B. In this situation, the recommended approach proved to be useful for monitoring huge agricultural fields. It is also easier and less expensive to identify illnesses automatically by simply looking at the signs on the plant leaves.
C. Plant disease detection by sight is a more time-consuming and inaccurate process that can only be performed in restricted locations.
D. Automatic detection, on the other hand, requires less work, quicker, and is more accurate.

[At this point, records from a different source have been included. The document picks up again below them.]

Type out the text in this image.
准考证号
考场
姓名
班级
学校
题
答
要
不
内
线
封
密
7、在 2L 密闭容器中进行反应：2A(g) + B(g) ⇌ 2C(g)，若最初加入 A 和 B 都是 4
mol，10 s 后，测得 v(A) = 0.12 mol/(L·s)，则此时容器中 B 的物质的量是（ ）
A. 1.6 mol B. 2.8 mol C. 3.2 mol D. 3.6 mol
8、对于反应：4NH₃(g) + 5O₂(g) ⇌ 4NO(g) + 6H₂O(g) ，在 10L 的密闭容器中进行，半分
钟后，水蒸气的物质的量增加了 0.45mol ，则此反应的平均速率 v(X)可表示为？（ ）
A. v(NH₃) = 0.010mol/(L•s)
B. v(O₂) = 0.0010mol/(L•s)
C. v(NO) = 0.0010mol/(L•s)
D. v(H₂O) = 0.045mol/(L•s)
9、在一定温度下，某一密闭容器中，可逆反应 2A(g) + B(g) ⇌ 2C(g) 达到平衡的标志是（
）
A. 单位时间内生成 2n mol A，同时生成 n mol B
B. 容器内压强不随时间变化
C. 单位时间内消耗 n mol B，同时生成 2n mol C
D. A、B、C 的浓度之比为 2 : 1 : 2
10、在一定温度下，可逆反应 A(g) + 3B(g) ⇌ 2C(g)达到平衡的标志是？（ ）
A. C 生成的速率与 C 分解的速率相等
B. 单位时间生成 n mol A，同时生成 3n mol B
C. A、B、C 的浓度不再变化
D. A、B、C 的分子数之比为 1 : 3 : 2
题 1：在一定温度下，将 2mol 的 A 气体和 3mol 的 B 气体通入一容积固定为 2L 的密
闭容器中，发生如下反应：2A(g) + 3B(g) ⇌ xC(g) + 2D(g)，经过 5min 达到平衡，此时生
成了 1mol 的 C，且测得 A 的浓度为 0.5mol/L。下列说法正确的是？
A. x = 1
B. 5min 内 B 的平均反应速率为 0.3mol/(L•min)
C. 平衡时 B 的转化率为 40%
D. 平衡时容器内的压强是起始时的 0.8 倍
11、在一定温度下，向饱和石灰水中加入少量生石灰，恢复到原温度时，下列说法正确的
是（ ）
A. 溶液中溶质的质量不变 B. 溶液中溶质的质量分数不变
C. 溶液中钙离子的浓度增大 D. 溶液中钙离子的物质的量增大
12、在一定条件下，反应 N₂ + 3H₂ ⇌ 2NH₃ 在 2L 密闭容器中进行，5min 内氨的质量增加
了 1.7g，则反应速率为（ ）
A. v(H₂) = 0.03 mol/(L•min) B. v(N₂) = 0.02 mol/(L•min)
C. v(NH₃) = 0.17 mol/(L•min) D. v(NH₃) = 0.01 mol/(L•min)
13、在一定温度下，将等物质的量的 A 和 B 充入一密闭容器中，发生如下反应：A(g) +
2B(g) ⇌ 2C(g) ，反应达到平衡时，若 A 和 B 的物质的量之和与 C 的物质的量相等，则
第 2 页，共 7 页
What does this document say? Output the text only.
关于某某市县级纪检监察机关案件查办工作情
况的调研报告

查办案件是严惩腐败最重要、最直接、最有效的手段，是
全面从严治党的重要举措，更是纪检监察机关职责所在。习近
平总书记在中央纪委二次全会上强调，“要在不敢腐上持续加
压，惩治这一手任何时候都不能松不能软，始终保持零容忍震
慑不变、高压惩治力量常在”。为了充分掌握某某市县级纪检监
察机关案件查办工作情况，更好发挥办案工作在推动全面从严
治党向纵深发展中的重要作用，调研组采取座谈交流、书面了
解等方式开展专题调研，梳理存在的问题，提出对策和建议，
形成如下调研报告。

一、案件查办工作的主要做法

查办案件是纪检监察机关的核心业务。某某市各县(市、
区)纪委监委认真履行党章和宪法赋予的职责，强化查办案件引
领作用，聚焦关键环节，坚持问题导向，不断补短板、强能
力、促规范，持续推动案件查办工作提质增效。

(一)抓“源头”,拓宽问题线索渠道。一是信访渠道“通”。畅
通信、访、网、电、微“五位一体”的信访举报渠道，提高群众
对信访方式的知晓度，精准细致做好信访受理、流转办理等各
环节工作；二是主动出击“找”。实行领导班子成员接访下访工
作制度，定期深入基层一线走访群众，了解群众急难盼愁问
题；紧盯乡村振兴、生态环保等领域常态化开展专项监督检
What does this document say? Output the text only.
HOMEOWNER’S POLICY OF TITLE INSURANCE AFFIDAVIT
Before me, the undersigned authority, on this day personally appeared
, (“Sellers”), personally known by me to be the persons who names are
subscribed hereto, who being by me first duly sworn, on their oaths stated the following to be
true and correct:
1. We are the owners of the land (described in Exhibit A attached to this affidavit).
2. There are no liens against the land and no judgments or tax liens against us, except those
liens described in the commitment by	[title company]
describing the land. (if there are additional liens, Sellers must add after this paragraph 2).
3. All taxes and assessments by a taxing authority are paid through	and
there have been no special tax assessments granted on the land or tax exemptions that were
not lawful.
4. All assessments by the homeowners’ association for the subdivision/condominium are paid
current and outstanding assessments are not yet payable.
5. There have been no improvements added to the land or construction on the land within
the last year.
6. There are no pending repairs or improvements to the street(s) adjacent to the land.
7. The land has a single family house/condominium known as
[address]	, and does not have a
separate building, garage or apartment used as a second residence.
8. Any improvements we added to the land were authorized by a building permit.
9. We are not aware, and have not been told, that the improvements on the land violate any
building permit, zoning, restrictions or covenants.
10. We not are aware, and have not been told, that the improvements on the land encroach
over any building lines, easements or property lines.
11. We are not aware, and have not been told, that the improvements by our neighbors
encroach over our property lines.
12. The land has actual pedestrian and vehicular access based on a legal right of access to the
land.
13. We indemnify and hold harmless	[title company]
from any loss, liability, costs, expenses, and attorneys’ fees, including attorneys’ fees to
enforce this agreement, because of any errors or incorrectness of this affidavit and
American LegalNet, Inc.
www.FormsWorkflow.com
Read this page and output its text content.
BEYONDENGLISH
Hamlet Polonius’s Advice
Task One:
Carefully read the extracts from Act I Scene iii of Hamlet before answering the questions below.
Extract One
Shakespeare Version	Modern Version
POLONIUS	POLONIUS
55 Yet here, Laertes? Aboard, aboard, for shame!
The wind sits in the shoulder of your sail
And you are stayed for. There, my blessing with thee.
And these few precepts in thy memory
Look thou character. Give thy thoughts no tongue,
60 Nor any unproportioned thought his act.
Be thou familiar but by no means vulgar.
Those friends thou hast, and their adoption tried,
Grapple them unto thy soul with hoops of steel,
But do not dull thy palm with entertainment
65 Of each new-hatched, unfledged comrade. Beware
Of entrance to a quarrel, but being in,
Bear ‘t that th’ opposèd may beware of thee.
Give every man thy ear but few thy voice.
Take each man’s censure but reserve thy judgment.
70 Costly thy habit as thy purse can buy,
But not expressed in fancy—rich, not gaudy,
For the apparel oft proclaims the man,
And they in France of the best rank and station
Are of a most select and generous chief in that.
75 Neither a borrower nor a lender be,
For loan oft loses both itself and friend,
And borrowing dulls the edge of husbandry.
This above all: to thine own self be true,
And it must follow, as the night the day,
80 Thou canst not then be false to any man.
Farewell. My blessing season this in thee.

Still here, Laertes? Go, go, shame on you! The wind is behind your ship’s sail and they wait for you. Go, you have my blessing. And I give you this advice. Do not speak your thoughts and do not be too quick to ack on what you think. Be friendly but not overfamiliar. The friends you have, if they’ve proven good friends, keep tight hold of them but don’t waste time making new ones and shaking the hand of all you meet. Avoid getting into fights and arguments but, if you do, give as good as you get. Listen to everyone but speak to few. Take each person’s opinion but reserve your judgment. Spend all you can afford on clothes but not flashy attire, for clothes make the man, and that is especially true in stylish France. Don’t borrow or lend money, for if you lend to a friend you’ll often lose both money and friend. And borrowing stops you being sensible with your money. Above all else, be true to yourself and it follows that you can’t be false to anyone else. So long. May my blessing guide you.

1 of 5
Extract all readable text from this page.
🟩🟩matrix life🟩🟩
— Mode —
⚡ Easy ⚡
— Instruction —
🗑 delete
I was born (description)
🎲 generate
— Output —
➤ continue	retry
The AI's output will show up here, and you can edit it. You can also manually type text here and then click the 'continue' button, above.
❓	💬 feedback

E. It also has important academic research value.
F. This project is important in agriculture to increase the yield.
VIII. FUTURE SCOPE
Advancements that can be done to the project is with detecting plant disease it should be able to locate where the picture of leaf is taken so we can understand what type of crops should be grown or should not be grown in that particular area.
Conclusion
Contrasted and conventional image processing techniques, which manage plant disease recognition undertakings in a few stages and connections, plant disease/infection identification systems utilizing profound deep learning bind together them from start to finish including extraction, which has a wide advancement possibilities. This application will help many farmers who are uneducated to get correct information about diseases and help increase their yield.
In spite of the fact that plant disease discovery innovation is growing quickly, it is transitioning from scientific study to farming application; nevertheless, there is still a distinct distinction between experienced applications in genuine common habitat, and there are a few challenges to be resolved.